We all witnessed the painful drop in the economy in September, 2008. To add insult to injury, in December, 2008 Bernie Madoff’s Ponzi scheme was exposed that left hundreds of investors including many well known institutions and charities broke.

The Great Recession of 2008, is rivaled only by the Great Depression of the 1930s. The Great Recession of 2008 hurt everyone. No one was spared. Compare 2008 with 2000 and the tech bubble burst. Those of us over weighted with technology stocks suffered dearly. A large handful of us were affected, but not everyone. The market went down but it came back relatively quickly when real estate started to ramp up. In 2001 9/11 hit and we all suffered for a short time and then all was “back to normal.”

2009 would be the year of widespread unemployment, deeply sagging real estate prices and a Dow that hit its low at 6,400, down from a peak of nearly 14,000. The surprise 4000 point gain in the Dow in the second half of 2009 squashed all the pessimist’s forecasts and even shocked the optimists. All the voices who cried that the government was taking on bad debt are now amazed that bans are paying back TARP (perhaps for the wrong reasons), but, nonetheless the taxpayers are gaining benefit. The VIX, or volatility index, is down under 20 vs. the crazy 80+ readings we had earlier. Housing prices are stabilizing or up in at least 20 major metro areas, and hiring of temporary employees is sharply higher.

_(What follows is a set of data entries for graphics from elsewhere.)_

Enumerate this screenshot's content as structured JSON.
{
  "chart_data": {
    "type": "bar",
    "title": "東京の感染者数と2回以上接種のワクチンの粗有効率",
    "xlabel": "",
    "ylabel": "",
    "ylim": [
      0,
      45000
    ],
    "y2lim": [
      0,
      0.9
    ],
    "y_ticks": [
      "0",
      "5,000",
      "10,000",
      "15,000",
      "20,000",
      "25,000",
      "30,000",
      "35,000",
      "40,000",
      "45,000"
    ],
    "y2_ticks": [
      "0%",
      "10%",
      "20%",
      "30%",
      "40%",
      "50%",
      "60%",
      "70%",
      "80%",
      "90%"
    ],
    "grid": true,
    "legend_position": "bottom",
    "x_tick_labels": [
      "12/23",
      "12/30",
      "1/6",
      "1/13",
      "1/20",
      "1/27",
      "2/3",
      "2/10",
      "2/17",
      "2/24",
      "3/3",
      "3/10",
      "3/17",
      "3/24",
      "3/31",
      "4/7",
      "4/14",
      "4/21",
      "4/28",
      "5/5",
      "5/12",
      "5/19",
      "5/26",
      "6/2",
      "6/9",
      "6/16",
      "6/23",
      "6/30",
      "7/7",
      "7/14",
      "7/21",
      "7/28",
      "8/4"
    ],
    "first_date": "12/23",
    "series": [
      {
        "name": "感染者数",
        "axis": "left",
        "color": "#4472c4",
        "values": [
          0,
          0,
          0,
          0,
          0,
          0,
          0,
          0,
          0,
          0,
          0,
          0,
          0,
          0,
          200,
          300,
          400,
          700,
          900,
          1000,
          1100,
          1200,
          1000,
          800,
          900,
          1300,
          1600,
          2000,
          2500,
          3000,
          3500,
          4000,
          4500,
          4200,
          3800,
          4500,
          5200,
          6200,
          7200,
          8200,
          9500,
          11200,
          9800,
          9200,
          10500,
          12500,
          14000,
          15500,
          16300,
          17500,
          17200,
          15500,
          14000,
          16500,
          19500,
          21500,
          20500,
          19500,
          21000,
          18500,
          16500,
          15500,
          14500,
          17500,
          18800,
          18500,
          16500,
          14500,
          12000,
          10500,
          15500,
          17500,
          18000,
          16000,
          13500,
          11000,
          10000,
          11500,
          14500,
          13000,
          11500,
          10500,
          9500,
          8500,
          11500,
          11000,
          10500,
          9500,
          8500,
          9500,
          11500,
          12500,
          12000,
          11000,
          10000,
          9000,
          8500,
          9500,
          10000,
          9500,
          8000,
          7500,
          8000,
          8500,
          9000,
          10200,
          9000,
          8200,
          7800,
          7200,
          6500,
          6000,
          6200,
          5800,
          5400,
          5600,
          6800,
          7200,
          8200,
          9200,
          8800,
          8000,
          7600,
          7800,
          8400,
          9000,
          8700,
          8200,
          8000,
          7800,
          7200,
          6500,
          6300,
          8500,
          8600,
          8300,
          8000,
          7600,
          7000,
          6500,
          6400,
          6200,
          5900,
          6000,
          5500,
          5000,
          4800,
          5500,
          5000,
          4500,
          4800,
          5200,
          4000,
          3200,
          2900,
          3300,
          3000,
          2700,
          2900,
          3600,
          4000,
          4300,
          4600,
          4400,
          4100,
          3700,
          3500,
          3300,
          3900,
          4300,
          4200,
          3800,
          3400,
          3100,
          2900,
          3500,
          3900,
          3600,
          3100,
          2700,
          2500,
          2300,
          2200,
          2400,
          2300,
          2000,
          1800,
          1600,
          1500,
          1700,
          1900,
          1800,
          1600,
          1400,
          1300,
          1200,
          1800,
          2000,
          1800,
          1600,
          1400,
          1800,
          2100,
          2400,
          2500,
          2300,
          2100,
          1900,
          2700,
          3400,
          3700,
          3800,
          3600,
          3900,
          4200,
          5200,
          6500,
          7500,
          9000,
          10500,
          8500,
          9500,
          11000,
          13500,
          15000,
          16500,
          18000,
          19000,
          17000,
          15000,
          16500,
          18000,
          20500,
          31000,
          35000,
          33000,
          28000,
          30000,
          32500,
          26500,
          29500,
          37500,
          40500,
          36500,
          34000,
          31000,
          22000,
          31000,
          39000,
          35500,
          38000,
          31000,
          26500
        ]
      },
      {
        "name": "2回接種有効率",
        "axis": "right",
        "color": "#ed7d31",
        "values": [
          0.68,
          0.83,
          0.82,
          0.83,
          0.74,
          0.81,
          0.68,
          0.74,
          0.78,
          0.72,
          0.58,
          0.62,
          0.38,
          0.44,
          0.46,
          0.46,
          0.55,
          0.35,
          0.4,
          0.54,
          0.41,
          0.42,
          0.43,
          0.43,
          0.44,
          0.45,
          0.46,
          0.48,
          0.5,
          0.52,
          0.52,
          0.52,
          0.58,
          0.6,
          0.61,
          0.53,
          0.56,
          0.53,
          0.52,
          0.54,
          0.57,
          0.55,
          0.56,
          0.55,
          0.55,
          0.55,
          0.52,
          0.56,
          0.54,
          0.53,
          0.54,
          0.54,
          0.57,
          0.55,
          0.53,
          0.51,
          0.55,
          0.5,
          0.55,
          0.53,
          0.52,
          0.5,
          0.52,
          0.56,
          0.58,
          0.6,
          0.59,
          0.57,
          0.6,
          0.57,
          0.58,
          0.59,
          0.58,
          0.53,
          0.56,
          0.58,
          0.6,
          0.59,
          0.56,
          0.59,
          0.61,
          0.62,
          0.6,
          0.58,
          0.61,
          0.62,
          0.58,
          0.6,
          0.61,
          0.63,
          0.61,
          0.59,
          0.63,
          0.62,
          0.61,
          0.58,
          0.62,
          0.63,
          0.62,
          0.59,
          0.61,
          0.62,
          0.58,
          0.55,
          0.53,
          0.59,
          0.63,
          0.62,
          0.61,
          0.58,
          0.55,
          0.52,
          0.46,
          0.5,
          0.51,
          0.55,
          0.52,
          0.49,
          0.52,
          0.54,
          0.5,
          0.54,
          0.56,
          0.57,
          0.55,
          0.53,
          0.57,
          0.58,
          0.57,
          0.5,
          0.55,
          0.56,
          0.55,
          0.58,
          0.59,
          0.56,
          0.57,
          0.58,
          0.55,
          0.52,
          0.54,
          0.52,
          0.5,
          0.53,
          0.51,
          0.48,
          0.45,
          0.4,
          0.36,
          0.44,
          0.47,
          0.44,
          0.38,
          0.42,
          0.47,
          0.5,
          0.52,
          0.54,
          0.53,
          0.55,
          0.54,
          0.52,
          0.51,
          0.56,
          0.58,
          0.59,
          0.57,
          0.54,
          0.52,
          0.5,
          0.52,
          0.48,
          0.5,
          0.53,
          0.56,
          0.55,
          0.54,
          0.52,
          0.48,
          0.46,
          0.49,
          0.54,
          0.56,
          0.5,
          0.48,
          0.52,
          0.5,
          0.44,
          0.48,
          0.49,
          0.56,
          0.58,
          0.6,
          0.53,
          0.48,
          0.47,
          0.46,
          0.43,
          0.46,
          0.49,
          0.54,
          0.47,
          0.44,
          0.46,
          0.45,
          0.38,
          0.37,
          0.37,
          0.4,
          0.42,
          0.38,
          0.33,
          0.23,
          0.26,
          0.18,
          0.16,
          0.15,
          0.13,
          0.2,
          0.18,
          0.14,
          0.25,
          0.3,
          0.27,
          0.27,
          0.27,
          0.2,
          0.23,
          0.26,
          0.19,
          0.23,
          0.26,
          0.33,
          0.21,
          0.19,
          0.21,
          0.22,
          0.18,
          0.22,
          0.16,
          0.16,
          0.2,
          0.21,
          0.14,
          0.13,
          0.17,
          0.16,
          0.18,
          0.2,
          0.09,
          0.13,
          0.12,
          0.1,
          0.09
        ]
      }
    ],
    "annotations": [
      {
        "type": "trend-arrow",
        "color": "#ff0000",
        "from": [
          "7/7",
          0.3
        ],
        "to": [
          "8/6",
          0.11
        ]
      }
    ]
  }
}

Meanwhile though, there is a great divide between Wall Street and Main Street’s recovery. The unemployment rate is still at 10%+ to 17+% depending on which measurement is used. Stores and businesses have and are closing, incomes are down and we consumers are very cautious. Main Street starts 2010 demoralized and uncertain. The legal and financial professions have gone from robust to just plain bust. Those of us who are still employed (or have another income source) and are able to invest are recovering well. The depleted unemployed, the struggling business owners, and demoralized homeowners who can’t pay their mortgage start 2010 with uncertainty and consequent fear.

I don’t think we can declare victory over the economic disaster of the Great Recession, or even that it is at an end. But the latest reading of the “tealeaves” does suggest we are emerging from the worst of it.